Regarder une de ces photographies, c’est comme regarder la matière pour la première fois, pour la première fois contempler son grain délicat, son infinie densité, sa mystérieuse dualité. Car la matière existe, mais elle n’est pas innocente. La maison sur l’eau abrite un secret, et nous ne pouvons pas ne pas le voir, tout comme le bouquet proliférant sur le fond de l’obscurité matricielle masque et expose à la fois l’affreux tourment des gésines, la lutte à mort que nous devons livrer à chaque fois qu’il s’agit de faire quelque chose.

Nous n’habitons pas un monde abstrait, dont les parois s’écartent pour nous laisser passer, mais un monde matériel, résistant, un monde sensible, douloureusement sensible parfois, et c’est de ce monde que les photographies de Robin Eyraud portent témoignage : dans cet arbre couché sur le sol, abattu peut-être par une tempête, ou par le bras d’un homme, on perçoit encore la trace du combat qui a eu lieu, et aussi la paix lumineuse qui succède aux batailles.

Car la lumière est là pour révéler ce qui pourrait – ou même peut-être devrait – rester caché. Dans chaque image, le noir s’oppose au blanc, le gris à l’absence, la clarté à l’abolition de l’être, et de cette opposition – de ces contrastes, soigneusement travaillés – naît quelque chose que nous n’avions jamais vu. Non, nous n’avions jamais vu cette rangée d’arbres impeccablement alignés que fait parfois la lisière d’un bois et que le photographe, de la route improbable où il marche, a regardée pour nous ; ce sont des troncs d’arbre, des mâts dans le lointain d’un port, des rayures tracées par un peintre maniaque, des signes qui ne veulent rien dire et que nous déchiffrons pourtant. Nous n’avions jamais vu ce seau que baigne une tendre clarté, comme pour le réconforter d’avoir été oublié là, sale, inutile, sur le sol minutieusement détaillé d’une quelconque grange agricole. Nous n’avions jamais vu l’incroyable richesse du désordre que fait un tissu froissé par la main d’une femme, ni la légèreté d’une plume qui danse sans bouger comme le cœur impondérable du temps, ni la granulosité primordiale d’un morceau de roche, ni la texture suave et rugueuse du bois coupé, ni la sévérité géométrique d’un assemblage de parpaings derrière un mur.

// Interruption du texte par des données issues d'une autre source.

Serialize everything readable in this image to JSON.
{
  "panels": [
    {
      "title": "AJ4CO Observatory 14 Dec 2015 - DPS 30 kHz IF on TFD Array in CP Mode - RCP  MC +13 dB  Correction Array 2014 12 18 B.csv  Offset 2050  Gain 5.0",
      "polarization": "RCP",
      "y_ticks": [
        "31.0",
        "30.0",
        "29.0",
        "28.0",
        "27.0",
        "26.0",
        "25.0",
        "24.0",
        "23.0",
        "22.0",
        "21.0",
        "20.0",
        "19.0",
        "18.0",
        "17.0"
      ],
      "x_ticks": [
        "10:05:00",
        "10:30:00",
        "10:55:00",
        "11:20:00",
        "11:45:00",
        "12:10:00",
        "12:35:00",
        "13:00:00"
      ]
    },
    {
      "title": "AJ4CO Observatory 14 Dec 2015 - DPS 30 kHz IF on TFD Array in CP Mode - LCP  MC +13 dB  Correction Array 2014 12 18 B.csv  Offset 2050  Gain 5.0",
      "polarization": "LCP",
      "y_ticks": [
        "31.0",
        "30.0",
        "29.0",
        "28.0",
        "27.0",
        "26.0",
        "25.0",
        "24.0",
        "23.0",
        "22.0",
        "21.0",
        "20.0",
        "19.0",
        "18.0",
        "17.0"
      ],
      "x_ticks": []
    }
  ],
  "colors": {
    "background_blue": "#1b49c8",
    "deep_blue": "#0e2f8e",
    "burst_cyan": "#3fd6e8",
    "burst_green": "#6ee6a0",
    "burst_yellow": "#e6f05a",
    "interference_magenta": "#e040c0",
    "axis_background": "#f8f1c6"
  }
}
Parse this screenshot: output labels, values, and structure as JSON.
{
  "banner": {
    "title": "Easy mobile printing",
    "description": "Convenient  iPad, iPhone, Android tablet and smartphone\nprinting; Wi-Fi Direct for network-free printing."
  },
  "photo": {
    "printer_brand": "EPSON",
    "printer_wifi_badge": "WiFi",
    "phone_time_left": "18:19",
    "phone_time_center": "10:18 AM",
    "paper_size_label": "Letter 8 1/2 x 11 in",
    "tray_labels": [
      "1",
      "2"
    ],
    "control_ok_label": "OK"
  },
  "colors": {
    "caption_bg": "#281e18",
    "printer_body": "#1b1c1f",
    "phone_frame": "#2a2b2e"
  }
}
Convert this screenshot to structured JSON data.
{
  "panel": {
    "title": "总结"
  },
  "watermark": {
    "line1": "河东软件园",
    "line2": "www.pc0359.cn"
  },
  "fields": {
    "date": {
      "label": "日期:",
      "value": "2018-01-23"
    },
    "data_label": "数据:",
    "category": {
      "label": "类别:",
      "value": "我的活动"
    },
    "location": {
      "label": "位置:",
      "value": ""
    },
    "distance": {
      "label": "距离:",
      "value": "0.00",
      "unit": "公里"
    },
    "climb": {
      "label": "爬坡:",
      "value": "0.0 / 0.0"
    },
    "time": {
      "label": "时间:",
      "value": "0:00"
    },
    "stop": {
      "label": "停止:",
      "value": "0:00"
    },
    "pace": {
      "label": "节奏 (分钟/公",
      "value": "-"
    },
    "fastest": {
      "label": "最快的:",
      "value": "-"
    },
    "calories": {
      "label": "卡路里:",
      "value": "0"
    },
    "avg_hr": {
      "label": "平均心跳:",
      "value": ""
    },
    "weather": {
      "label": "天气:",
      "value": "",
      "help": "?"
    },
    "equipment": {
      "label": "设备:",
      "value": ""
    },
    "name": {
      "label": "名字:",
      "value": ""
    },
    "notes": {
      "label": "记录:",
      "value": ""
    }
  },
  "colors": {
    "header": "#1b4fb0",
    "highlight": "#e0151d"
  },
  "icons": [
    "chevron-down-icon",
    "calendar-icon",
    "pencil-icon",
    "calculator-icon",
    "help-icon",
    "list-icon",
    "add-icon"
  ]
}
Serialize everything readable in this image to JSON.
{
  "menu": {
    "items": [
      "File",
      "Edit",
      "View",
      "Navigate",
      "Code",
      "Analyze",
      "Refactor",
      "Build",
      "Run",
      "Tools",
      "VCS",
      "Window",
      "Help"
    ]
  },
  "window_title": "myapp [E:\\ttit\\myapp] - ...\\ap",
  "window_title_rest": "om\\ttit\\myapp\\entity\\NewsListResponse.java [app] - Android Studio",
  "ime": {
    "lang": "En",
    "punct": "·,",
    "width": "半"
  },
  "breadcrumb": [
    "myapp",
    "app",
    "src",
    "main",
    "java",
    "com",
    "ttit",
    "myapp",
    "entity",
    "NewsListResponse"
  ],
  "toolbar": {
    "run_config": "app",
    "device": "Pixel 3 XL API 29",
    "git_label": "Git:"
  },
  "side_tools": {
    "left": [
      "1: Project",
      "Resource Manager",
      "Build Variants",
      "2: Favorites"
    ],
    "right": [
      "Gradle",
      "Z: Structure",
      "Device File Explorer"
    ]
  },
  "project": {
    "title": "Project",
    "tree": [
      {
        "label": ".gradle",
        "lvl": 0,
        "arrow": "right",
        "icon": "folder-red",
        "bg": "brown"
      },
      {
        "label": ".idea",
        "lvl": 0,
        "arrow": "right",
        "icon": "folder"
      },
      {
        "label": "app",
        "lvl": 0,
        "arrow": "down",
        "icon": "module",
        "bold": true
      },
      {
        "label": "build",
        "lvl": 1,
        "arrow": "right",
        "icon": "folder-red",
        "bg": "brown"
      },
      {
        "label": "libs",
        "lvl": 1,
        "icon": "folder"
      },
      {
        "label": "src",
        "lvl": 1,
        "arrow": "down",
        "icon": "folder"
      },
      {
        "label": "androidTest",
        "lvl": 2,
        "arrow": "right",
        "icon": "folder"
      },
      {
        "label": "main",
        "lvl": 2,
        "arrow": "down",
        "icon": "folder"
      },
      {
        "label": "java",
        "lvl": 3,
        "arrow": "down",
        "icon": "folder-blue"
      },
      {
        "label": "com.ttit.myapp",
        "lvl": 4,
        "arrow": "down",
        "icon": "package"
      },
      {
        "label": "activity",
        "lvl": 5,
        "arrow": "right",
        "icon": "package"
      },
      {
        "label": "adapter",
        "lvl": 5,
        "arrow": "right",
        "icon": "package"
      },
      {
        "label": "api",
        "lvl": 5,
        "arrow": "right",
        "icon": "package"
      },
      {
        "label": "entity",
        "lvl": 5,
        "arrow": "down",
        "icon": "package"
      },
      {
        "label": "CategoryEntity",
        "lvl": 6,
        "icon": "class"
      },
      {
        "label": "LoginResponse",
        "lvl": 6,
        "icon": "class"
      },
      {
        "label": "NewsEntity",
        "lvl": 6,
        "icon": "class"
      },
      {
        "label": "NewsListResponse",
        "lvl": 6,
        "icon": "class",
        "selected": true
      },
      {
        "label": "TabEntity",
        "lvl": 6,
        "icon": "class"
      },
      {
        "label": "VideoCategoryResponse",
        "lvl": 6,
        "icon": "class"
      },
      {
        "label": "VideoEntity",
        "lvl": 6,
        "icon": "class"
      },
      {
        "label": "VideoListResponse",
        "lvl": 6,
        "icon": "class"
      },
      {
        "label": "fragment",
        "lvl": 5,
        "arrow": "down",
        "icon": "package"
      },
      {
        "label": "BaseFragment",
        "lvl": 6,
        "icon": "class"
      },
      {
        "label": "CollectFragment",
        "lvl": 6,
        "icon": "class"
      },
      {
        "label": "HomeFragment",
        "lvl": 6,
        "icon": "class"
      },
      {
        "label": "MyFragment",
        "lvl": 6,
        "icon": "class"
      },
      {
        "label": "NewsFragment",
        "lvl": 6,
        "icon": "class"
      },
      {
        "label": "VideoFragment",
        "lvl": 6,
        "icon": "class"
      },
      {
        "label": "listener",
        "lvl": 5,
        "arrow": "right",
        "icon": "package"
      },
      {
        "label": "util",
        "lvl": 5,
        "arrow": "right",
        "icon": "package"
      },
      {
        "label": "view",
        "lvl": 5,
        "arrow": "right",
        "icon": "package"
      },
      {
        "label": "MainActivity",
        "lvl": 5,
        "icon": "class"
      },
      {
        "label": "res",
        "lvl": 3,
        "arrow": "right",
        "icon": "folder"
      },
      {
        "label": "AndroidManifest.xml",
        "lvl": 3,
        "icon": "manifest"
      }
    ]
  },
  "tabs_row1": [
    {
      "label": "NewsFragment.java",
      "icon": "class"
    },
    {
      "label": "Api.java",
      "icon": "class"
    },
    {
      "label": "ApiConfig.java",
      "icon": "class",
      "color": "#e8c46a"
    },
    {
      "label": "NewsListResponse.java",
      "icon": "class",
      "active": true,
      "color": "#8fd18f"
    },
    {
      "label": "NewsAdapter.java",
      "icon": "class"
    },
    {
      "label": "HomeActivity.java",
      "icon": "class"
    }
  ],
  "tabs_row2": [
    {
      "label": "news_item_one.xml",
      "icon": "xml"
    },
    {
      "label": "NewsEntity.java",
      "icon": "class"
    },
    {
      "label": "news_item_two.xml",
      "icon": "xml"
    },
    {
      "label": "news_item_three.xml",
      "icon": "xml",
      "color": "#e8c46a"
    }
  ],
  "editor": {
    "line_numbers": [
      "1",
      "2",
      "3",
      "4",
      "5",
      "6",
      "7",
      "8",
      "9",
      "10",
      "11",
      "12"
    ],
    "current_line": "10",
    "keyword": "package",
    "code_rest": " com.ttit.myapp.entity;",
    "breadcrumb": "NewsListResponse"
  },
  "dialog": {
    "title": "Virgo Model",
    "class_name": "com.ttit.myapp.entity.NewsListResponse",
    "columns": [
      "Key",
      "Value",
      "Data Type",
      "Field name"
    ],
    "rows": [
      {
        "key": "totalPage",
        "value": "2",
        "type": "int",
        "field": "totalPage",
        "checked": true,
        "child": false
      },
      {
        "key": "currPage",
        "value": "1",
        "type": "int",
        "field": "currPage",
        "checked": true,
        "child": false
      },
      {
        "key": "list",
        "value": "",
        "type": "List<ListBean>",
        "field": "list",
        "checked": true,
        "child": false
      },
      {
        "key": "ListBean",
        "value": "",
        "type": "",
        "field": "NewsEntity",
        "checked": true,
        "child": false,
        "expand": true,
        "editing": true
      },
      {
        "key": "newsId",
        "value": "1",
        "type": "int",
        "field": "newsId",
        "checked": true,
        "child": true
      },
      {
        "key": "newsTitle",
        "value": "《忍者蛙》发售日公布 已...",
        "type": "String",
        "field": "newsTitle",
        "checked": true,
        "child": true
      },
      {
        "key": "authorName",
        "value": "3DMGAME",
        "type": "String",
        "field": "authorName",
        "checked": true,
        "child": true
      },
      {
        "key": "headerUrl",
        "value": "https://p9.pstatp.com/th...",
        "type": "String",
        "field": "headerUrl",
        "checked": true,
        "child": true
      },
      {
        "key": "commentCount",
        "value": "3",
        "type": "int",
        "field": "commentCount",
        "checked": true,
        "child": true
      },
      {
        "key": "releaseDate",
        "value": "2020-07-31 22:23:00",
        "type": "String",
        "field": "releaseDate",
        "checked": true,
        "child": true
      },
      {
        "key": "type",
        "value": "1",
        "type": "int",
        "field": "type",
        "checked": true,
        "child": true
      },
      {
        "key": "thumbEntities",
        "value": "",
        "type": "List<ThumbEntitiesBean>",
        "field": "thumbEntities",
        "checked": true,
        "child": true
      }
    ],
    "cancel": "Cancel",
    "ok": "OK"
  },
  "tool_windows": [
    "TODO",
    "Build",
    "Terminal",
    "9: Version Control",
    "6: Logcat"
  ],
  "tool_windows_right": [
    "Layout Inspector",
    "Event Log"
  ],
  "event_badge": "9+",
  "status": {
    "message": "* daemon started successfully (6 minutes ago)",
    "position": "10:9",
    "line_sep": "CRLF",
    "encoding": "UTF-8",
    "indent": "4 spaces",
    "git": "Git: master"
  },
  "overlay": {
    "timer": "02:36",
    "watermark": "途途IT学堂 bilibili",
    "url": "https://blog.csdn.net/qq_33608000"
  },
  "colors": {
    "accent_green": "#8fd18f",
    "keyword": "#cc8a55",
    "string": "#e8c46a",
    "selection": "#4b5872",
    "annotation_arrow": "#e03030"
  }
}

Les photographies de Robin Eyraud, différentes en cela de tant d’œuvres de l’art dit contemporain, ne posent pas de questions ; elles imposent des réponses. Ses tirages, qu’on imagine préparés longuement dans la chambre noire comme un philtre dans une alcôve d’alchimiste, ou comme une pièce de bois dans l’atelier de l’ébéniste, montrent ce qu’il y a à voir, sans complexe, sans fioritures, sans compromis. Bien sûr, comme toute œuvre d’art, ils nous laissent notre liberté de spectateur, mais ils ne l’élargissent pas démesurément, par la sorte de pusillanimité qui semble parfois en venir à dominer toute forme de rapport entre les hommes : chaque image est un choix que le photographe a fait, dans le secret de son objectif, un morceau de réalité arraché à l’épaisseur du visible, et sa présence est trop crue, trop belle, trop bouleversante pour que nous puissions nous y dérober.

Ces images, il faudrait les regarder dans une pièce solitaire et presque nue, où viennent par la fenêtre entrouverte une clarté légère et la rumeur de la ville ; et, très longtemps, laisser vibrer autour de soi, en soi, la souveraine densité du monde qui nous est soudain rendue sensible.